The key component that I want to emphasize in development is the interoperability of the algorithms. For example, the XenCut/generalized fractal engine could be used to create random words for the new grammar engine's dictionary. A Lindenmayer system could then be used to string words together into phrases, and a stochastic engine could control the distribution of phrases.

I'm hoping that this development of easy-to-use algorithms will lead to the creation of the ultimate hybrid plugin that will bring together the strengths of all methods as I originally envisioned when I first began the program.

Fractals Getting Old

Sadly, fractals are starting to get old. They've had a good run in mGen, and I don't anticipate them being topped by any other algorithm type anytime soon. Nonetheless, I'm getting tired of hearing them and my standards for coherence are going up. At first, fractals sounded quite coherent and creative, but I think it's time to push for more coherence.
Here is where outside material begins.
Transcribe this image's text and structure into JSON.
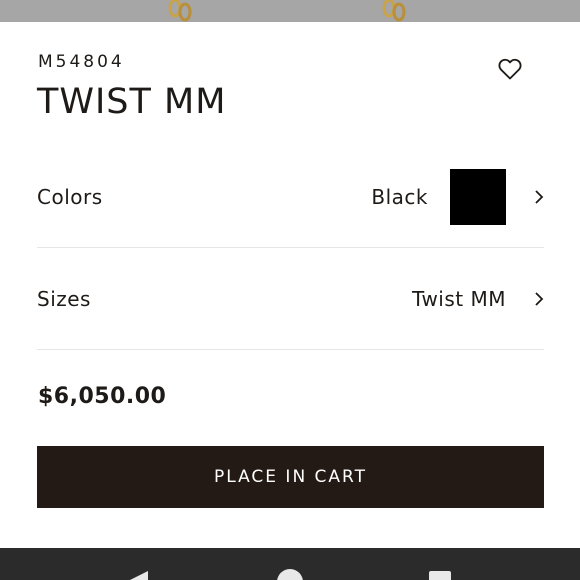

Unfortunately, I don't know how to progress as far as algorithms go. I could try a grammar system layered on top of a fractal decision engine...but where will the grammar source come from? Would a fractal decision engine even sound good? If not, what else could I use to make choices (random functions are just too simple at this point in development)?

Looks like it's going to take some serious creative inspiration to get the next wave of development started.